2. “Regular Americans.” A bit inelegant, to be sure. And it sounds slightly off when you say it out loud, doesn’t it? It’s hard to think about “regular Americans” without imagining an array of “irregular Americans,” like some sort of factory outlet mall of citizens.

That said, here’s a piece of advice for aspiring politicians: Use of the phrase “regular Americans” does allow you to position yourself at a distance from “elite Americans,” whose interests you will obviously ignore completely if elected, nudge-nudge. (Important: Do not say the nudge-nudge part out loud.)

3. “Hard-working Americans.” This has become a go-to phrase for politicians, because it works as subtle flattery. It has the added benefit of allowing a politician to pretend to be brave by boldly declaring to the nation, “I, for one, will have the political courage not to advocate for the lazy or shiftless!” [Wins landslide election victory and Nobel prize for Awesome.]

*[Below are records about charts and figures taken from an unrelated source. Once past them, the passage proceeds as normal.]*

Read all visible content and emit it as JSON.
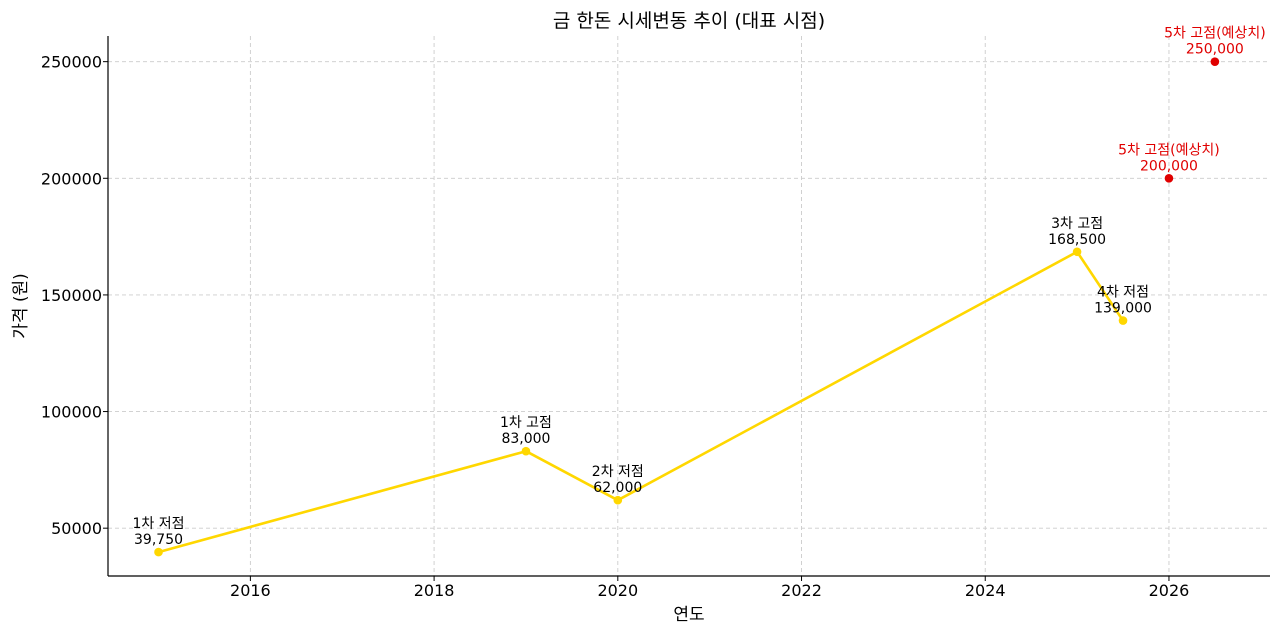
{
  "chart_data": {
    "type": "line",
    "title": "금 한돈 시세변동 추이 (대표 시점)",
    "xlabel": "연도",
    "ylabel": "가격 (원)",
    "xlim": [
      2014.45,
      2027.1
    ],
    "ylim": [
      29500,
      261000
    ],
    "x_ticks": [
      2016,
      2018,
      2020,
      2022,
      2024,
      2026
    ],
    "y_ticks": [
      50000,
      100000,
      150000,
      200000,
      250000
    ],
    "grid": true,
    "series": [
      {
        "color": "#FFD700",
        "points": [
          {
            "x": 2015.0,
            "y": 39750,
            "label": "1차 저점",
            "value_label": "39,750"
          },
          {
            "x": 2019.0,
            "y": 83000,
            "label": "1차 고점",
            "value_label": "83,000"
          },
          {
            "x": 2020.0,
            "y": 62000,
            "label": "2차 저점",
            "value_label": "62,000"
          },
          {
            "x": 2025.0,
            "y": 168500,
            "label": "3차 고점",
            "value_label": "168,500"
          },
          {
            "x": 2025.5,
            "y": 139000,
            "label": "4차 저점",
            "value_label": "139,000"
          }
        ]
      },
      {
        "color": "#E00000",
        "points": [
          {
            "x": 2026.0,
            "y": 200000,
            "label": "5차 고점(예상치)",
            "value_label": "200,000"
          },
          {
            "x": 2026.5,
            "y": 250000,
            "label": "5차 고점(예상치)",
            "value_label": "250,000"
          }
        ]
      }
    ]
  }
}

For political operatives, here’s the best part: Pretty much everyone in America self-identifies as a “hard-working American”—even the ones who are browsing your campaign website in between smoke breaks at work.

4. “Middle-class Americans.” This phrase resonates, because it explicitly excludes the rich from a candidate’s list of public priorities. In your face, various Rockefellers! Alas, it does nothing to change the fact that promising obscene favours to wealthy donors comprises 97 per cent of a candidate’s private priorities.

5. “Average Americans.” There’s no denying it: This phrase carries with it a hint of judgment. You are basically reminding potential voters that they are in no way remarkable—which is probably true, but running for president is a weird time for a politician to start being honest.

Nor does the phrase lend itself to achieving rhetorical heights in one’s stump speech: I am running to fight for average Americans—the nondescript, mundane millions who blandly occupy physical space, often at a Waffle House, until, inevitably, they are dead in the ground, having left such little impact upon our country that no one can truly be sure they ever existed. VOTE CLINTON IN ’16!!